A recurring example is a voluntary patient (not ‘sectioned’ under the Mental Health Act 1983) subject to de facto detention in a mental health service.
Often elderly and infirm residents of a nursing home have no practical means of leaving, and the institution is not aware that it is depriving liberty. It could also be relevant when an individual’s liberty is taken away at certain times of day, such as locking the room door of a care home resident at night, or confinements for staffing needs.
Courts may consider that disabled people lacking mental capacity who are under continuous supervision and control and are not free to leave their residence may effectively be deprived of their liberty. In P v Cheshire West and Chest Council 2014, the Supreme Court said that such people should have regular independent reviews to ensure that their placement and any restrictions on their movement are still in their best interests.
Authorities should follow soft law in relation to people deprived of their liberty. Some soft law standards describe how people who admit themselves voluntarily to institutions should be treated and restrained if appropriate.
Restriction of liberty
There is an important distinction between deprivation of liberty and restriction of liberty. The difference between them is ‘one of degree or intensity’, not ‘nature or substance’ (Guzzardi v Italy 1980). Improper use of restraint, whether physical or chemical, is more likely to constitute a restriction rather than deprivation of liberty.
In domestic and European law, ‘security of person’ in this right is the same as ‘liberty’, and is not about protecting your personal safety. This is a different interpretation, however, from the UN Human Rights Committee, which states that ‘security of person’ concerns freedom from injury to the body or mind.

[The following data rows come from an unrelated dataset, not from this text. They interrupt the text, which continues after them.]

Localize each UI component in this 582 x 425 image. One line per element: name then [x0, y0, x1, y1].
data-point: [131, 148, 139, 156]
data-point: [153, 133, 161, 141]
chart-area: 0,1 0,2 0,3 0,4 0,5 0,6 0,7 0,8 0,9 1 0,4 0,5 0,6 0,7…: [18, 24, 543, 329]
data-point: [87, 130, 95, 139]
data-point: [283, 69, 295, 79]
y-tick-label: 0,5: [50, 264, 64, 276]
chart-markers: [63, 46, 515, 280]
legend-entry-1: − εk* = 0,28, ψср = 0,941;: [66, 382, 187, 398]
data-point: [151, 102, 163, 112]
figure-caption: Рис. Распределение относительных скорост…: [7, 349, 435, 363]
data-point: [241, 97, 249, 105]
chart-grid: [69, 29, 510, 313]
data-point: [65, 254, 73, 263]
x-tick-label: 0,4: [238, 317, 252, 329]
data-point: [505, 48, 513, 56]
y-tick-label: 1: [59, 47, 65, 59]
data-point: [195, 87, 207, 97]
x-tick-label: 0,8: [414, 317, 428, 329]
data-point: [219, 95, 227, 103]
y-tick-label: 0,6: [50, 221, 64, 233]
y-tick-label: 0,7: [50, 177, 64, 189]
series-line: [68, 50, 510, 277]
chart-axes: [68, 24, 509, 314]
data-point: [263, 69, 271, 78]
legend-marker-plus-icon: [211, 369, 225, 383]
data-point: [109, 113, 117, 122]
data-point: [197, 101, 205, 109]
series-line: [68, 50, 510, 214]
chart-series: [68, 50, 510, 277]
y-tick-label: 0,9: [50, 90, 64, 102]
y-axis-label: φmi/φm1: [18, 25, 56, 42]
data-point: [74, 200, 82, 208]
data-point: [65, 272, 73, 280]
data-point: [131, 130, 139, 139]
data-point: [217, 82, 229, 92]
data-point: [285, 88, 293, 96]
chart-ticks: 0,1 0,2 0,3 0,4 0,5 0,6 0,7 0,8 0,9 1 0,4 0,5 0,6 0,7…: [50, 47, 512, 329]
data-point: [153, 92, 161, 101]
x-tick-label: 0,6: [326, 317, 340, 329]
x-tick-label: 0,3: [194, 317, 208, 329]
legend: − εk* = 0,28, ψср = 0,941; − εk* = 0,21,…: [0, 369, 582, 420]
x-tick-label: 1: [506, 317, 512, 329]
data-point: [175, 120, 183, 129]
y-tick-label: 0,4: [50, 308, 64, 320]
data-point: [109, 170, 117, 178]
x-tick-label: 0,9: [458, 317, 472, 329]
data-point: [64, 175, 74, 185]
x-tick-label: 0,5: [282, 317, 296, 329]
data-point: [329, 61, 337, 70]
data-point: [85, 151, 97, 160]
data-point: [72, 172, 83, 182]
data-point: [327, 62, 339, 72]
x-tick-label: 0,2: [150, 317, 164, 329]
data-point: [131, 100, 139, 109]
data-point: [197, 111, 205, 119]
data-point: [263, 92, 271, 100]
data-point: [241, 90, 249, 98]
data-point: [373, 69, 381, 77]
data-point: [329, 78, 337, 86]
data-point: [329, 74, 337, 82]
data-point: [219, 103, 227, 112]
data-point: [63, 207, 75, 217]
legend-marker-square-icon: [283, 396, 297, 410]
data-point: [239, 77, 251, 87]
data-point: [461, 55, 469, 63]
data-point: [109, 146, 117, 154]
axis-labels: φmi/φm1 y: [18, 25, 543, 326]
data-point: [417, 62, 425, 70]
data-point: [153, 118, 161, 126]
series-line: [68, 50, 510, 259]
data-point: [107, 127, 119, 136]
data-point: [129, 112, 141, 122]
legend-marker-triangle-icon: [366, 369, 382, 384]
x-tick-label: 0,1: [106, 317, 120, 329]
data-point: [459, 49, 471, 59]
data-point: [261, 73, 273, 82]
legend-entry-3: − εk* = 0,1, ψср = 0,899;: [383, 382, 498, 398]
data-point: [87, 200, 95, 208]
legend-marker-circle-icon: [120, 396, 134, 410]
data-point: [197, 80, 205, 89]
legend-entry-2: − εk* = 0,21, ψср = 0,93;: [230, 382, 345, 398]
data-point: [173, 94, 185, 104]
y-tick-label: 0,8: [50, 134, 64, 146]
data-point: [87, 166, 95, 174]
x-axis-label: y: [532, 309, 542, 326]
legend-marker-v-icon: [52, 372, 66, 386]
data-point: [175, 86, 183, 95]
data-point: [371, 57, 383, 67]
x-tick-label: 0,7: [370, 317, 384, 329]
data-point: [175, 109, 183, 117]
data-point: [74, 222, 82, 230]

Restraint, therefore, can involve the right to bodily integrity as an aspect of the right to ‘security of person’ under UN law, or separately the right to be free from cruel, inhuman or degrading treatment and the right to private and family life.
What to consider
It is important not to conflate the two main aspects of this right and the duties that follow from it. There are the circumstances in which authorities can lawfully detain an individual; and there are the procedural safeguards that protect individuals who have been detained.
What to do if this right is relevant to your case
You should aim to establish:
- whether the public authority has met its obligations and followed the procedural safeguards guaranteed by the right
- whether the public authority took expert medical advice prior to detention and in subsequent reviews for continuing detention
- what opportunities the individual had to challenge the detention
- whether those opportunities were prompt and accessible, taking into account an individual’s ability, age, disability or particular needs
- whether the public authority considered alternatives to detention
- why those alternatives were not followed
You may need to check the quality of medical advice used by the public authority with independent experts.